Modi was re-elected less than a year ago; what could have changed in India since then? Not much, I suspect, in most places that voted for him and his party — particularly the vast rural hinterland of northern India. But urban India was also possibly never quite as content as electoral results suggested. India’s growth dipped below 5% in recent quarters; demand has crashed, and uncertainty about the future is widespread. Worse, the government’s response to the protests was clearly ill-judged. University campuses were attacked, in one case by the police and later by masked men almost certainly connected to the ruling party.

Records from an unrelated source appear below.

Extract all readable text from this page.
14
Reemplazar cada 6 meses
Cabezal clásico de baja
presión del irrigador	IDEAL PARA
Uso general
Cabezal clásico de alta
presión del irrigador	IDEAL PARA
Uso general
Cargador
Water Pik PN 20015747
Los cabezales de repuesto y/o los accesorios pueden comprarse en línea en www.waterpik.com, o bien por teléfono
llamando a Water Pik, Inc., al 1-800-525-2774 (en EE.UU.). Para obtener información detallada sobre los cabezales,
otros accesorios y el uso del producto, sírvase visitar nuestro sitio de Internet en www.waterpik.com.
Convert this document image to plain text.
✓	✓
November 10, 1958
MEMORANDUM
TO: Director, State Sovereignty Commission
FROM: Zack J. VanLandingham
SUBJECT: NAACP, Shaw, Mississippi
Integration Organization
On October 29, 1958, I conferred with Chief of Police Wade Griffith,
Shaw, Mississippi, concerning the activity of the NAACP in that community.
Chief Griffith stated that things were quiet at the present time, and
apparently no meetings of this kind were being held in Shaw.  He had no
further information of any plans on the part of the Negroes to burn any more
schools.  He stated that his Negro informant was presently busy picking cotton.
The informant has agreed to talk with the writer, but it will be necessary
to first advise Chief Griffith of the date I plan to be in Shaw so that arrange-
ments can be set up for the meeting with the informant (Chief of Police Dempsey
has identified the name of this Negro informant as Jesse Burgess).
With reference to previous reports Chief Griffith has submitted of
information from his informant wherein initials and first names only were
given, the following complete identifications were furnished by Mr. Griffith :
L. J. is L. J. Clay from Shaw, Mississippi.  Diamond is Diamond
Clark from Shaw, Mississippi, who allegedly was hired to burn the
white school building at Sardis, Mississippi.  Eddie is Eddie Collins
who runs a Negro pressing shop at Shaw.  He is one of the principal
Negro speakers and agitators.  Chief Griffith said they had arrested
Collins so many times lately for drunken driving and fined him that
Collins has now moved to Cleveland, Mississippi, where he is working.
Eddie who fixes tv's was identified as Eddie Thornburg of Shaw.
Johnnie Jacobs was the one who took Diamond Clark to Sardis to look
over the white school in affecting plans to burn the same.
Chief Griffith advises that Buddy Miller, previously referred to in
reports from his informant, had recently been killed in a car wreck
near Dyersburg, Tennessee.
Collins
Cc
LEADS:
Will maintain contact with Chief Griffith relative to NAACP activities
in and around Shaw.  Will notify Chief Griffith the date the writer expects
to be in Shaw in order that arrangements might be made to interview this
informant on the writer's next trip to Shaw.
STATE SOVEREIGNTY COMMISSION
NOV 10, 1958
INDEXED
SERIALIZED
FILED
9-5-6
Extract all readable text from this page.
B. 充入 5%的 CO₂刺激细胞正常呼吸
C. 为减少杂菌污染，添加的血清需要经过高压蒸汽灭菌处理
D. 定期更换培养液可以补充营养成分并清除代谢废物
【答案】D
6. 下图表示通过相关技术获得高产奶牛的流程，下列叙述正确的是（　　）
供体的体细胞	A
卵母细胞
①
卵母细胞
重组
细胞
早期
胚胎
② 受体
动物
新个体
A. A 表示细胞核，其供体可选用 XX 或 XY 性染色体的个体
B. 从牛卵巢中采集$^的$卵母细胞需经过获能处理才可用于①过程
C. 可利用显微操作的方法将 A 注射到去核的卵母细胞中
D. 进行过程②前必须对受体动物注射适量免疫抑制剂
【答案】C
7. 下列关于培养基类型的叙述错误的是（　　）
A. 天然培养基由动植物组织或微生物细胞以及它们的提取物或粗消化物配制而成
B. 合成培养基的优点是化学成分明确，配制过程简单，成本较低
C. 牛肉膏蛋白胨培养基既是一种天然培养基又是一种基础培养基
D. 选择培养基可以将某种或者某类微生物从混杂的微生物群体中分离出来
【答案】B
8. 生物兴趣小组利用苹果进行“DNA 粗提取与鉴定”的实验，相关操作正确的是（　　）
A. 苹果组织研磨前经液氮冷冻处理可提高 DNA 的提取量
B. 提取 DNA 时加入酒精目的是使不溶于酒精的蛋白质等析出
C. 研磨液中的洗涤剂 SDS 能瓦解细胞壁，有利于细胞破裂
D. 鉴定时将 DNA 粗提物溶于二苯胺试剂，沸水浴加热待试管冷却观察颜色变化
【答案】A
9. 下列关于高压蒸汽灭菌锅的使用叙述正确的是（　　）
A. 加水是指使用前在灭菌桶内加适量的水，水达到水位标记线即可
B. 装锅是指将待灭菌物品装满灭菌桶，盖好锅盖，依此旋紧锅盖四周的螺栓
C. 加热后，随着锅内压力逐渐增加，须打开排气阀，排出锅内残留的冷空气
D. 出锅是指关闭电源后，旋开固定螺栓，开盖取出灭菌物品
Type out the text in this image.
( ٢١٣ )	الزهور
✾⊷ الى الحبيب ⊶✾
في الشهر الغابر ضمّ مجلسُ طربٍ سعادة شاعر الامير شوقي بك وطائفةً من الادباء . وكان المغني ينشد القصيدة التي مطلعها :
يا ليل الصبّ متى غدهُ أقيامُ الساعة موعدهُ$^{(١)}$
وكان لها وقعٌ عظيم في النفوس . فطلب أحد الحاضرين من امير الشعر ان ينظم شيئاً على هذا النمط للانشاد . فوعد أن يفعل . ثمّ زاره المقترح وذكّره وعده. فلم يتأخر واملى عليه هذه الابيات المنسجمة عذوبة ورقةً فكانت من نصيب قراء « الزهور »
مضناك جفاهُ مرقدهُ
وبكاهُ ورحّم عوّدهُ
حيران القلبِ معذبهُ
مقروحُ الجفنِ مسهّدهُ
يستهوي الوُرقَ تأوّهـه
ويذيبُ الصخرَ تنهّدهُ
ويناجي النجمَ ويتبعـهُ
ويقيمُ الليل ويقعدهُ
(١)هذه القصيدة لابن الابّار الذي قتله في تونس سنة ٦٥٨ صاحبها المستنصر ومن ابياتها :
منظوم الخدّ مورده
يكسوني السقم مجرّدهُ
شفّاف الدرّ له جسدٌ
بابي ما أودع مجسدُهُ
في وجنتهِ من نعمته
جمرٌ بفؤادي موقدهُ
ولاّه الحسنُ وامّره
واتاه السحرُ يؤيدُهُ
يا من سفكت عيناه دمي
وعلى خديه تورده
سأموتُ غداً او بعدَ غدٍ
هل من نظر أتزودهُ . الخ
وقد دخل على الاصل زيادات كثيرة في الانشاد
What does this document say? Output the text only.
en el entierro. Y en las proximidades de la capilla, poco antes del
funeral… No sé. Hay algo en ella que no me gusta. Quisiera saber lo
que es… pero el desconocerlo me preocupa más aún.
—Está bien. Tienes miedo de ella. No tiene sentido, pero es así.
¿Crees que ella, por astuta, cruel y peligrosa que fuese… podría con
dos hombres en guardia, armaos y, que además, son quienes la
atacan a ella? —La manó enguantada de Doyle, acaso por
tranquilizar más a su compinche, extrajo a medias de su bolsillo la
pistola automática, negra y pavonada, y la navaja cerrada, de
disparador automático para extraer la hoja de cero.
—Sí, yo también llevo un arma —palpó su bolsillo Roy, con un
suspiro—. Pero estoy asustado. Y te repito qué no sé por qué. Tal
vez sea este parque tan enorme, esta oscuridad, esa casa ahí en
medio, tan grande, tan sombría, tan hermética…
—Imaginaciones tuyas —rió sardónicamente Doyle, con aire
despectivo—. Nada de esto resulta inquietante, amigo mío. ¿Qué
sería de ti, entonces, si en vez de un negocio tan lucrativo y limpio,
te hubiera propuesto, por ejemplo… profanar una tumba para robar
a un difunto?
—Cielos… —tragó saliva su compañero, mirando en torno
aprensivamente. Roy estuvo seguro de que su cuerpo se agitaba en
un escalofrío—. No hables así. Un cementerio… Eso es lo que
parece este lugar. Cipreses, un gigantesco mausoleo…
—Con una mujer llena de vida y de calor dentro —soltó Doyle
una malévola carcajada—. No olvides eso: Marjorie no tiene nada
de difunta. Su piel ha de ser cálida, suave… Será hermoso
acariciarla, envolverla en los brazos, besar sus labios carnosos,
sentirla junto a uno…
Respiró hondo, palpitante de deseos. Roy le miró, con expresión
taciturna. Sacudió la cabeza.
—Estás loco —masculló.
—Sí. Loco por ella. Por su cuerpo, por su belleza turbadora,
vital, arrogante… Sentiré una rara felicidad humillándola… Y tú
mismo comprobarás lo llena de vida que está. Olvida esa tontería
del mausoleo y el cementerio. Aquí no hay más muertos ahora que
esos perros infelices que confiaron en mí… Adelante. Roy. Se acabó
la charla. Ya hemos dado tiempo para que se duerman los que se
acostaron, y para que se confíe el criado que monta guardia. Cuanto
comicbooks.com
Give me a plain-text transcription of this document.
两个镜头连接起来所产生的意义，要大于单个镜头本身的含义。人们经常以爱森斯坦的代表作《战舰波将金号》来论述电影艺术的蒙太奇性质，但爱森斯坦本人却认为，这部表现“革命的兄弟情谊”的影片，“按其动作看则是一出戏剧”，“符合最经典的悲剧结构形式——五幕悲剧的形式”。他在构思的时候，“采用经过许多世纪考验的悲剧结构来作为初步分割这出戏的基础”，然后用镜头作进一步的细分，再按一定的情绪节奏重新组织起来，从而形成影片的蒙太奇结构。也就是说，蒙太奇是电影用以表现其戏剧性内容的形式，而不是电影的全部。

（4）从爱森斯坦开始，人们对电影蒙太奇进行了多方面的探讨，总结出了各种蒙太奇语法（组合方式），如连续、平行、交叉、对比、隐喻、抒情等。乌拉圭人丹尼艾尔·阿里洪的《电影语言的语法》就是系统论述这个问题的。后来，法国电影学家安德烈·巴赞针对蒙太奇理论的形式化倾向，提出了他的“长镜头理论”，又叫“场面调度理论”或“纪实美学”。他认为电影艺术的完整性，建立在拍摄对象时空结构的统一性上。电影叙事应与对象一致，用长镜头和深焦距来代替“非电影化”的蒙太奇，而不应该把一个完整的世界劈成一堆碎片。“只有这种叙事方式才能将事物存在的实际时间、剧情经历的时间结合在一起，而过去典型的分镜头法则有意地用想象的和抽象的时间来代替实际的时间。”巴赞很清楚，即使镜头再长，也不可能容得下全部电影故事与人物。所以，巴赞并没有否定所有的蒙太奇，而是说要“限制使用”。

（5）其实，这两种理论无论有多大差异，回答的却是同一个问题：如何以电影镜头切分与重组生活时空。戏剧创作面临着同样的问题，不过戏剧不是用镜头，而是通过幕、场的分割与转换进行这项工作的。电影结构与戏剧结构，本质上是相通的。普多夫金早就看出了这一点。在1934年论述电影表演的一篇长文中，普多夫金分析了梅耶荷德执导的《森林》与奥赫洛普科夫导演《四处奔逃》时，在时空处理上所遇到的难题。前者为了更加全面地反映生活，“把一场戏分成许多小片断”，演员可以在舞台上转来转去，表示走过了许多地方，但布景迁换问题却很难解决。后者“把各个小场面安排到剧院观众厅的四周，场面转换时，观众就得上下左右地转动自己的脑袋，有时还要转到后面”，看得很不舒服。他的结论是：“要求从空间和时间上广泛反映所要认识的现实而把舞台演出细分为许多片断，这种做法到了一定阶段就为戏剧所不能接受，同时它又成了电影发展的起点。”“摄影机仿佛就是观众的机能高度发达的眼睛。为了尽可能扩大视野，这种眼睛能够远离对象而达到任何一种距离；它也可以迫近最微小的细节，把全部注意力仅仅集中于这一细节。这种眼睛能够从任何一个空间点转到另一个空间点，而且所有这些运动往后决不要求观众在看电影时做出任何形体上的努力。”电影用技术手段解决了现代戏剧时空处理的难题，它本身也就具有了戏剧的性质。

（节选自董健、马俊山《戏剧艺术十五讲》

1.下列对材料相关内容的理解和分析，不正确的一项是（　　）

Protesters were harassed and detained with little cause. The courts seemed uninterested. And, slowly, anger began to grow on social media — not just on Twitter, but also on Instagram, previously the preserve of pretty bowls of salad. Instagram is the one social medium over which Modi’s party does not have a stranglehold; and it is where these protests, with their photogenic signs and flags, have found a natural home. As a result, people across urban India who would never previously have gone to a demonstration or a political rally have been slowly politicized.

India is, in fact, becoming more like a normal democracy. “Normal,” that is, for the 2020’s. Liberal democracies across the world are politically divided, often between more liberal urban centers and coasts, and angrier, “left-behind” hinterlands. Modi’s political secret was that he was that rare populist who could unite both the hopeful cities and the resentful countryside. Yet this once magic formula seems to have become ineffective. Five of India’s six largest cities are not ruled by Modi’s Bharatiya Janata Party in any case — the financial hub of Mumbai changed hands recently. The BJP has set its sights on winning state elections in Delhi in a few weeks. Which way the capital’s voters will go is uncertain. But that itself is revealing — last year, Modi swept all seven parliamentary seats in Delhi.

In the end, the Citizenship Amendment Act is now law, the BJP might manage to win Delhi, and the protests might die down as the days get unmanageably hot and state repression increases. But urban India has put Modi on notice. His days of being India’s unifier are over: From now on, like all the other populists, he will have to keep one eye on the streets of his country’s cities.